It should be a bug, the Python worker did not exit normally, could you
file a JIRA for this?

Also, could you show how to reproduce this behavior?

On Fri, Jan 23, 2015 at 11:45 PM, Sven Krasser <kras...@gmail.com> wrote:
> Hey Adam,
>
> I'm not sure I understand just yet what you have in mind.
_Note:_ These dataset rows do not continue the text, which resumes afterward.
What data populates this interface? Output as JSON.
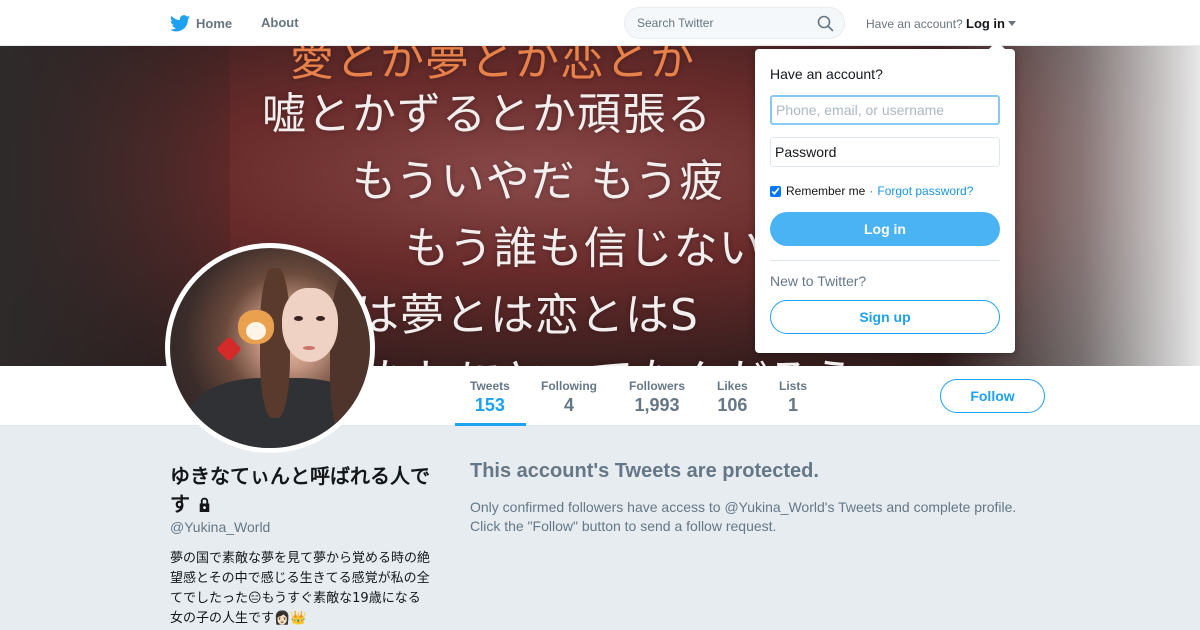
{
  "nav": {
    "home_label": "Home",
    "about_label": "About",
    "search_placeholder": "Search Twitter",
    "account_prompt": "Have an account?",
    "login_label": "Log in"
  },
  "banner": {
    "lines": [
      "愛とか夢とか恋とか",
      "嘘とかずるとか頑張る",
      "もういやだ もう疲",
      "もう誰も信じない",
      "とは夢とは恋とはS",
      "たしにとってなんだろう"
    ]
  },
  "stats": [
    {
      "label": "Tweets",
      "value": "153"
    },
    {
      "label": "Following",
      "value": "4"
    },
    {
      "label": "Followers",
      "value": "1,993"
    },
    {
      "label": "Likes",
      "value": "106"
    },
    {
      "label": "Lists",
      "value": "1"
    }
  ],
  "follow_label": "Follow",
  "profile": {
    "name": "ゆきなてぃんと呼ばれる人です",
    "handle": "@Yukina_World",
    "bio": "夢の国で素敵な夢を見て夢から覚める時の絶望感とその中で感じる生きてる感覚が私の全てでしたった😑もうすぐ素敵な19歳になる女の子の人生です👩🏻👑"
  },
  "protected": {
    "title": "This account's Tweets are protected.",
    "text": "Only confirmed followers have access to @Yukina_World's Tweets and complete profile. Click the \"Follow\" button to send a follow request."
  },
  "login_dropdown": {
    "question": "Have an account?",
    "username_placeholder": "Phone, email, or username",
    "password_placeholder": "Password",
    "remember_label": "Remember me",
    "separator": "·",
    "forgot_label": "Forgot password?",
    "login_button": "Log in",
    "new_prompt": "New to Twitter?",
    "signup_button": "Sign up"
  },
  "colors": {
    "brand": "#1da1f2",
    "login_button": "#4ab3f4",
    "muted": "#657786"
  }
}
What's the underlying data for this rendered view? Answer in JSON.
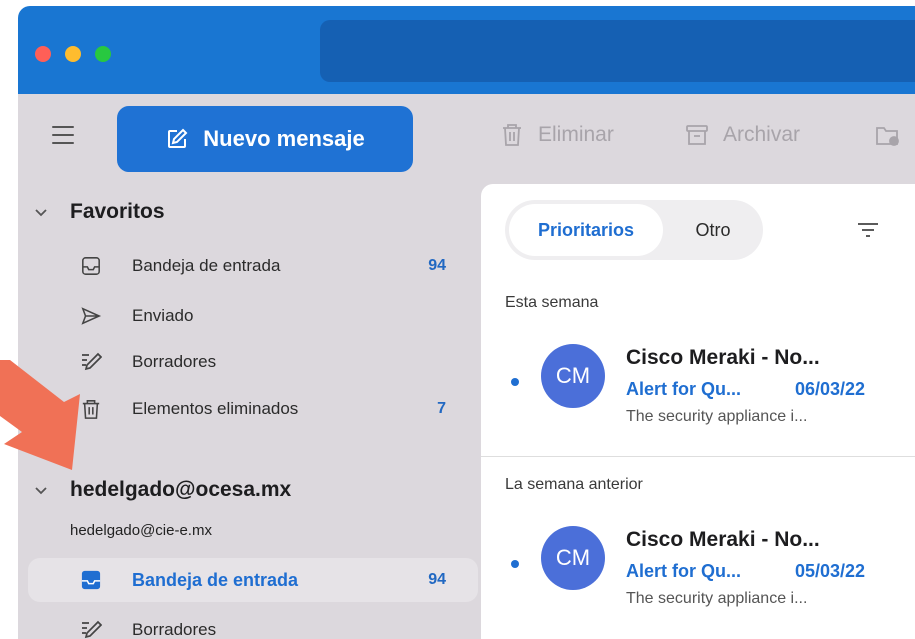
{
  "window": {
    "controls": [
      "close",
      "minimize",
      "zoom"
    ]
  },
  "toolbar": {
    "menu_icon": "hamburger-icon",
    "new_message_label": "Nuevo mensaje",
    "delete_label": "Eliminar",
    "archive_label": "Archivar"
  },
  "sidebar": {
    "favorites": {
      "title": "Favoritos",
      "folders": [
        {
          "label": "Bandeja de entrada",
          "count": "94",
          "icon": "inbox-icon"
        },
        {
          "label": "Enviado",
          "count": "",
          "icon": "send-icon"
        },
        {
          "label": "Borradores",
          "count": "",
          "icon": "drafts-icon"
        },
        {
          "label": "Elementos eliminados",
          "count": "7",
          "icon": "trash-icon"
        }
      ]
    },
    "account": {
      "title": "hedelgado@ocesa.mx",
      "subtitle": "hedelgado@cie-e.mx",
      "folders": [
        {
          "label": "Bandeja de entrada",
          "count": "94",
          "icon": "inbox-icon",
          "active": true
        },
        {
          "label": "Borradores",
          "count": "",
          "icon": "drafts-icon"
        }
      ]
    }
  },
  "message_list": {
    "tabs": [
      {
        "label": "Prioritarios",
        "selected": true
      },
      {
        "label": "Otro",
        "selected": false
      }
    ],
    "groups": [
      {
        "header": "Esta semana",
        "messages": [
          {
            "avatar": "CM",
            "sender": "Cisco Meraki - No...",
            "subject": "Alert for Qu...",
            "date": "06/03/22",
            "preview": "The security appliance i...",
            "unread": true
          }
        ]
      },
      {
        "header": "La semana anterior",
        "messages": [
          {
            "avatar": "CM",
            "sender": "Cisco Meraki - No...",
            "subject": "Alert for Qu...",
            "date": "05/03/22",
            "preview": "The security appliance i...",
            "unread": true
          }
        ]
      }
    ]
  },
  "colors": {
    "accent": "#1f72d4",
    "titlebar": "#1976d2",
    "sidebar_bg": "#dcd8dd",
    "annotation_arrow": "#f07156"
  }
}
My takeaway from
> the logs is that the container actually was above its allotment of about
> 14G. Since 6G of that are for overhead, I assumed there to be plenty of
> space for Python workers, but there seem to be more of those than I'd
> expect.
>
> Does anyone know if that is actually the intended behavior, i.e. in this
> case over 90 Python processes on a 2 core executor?
>
> Best,
> -Sven
>
>
> On Fri, Jan 23, 2015 at 10:04 PM, Adam Diaz <adam.h.d...@gmail.com> wrote:
>>
>> Yarn only has the ability to kill not checkpoint or sig suspend.  If you
>> use too much memory it will simply kill tasks based upon the yarn config.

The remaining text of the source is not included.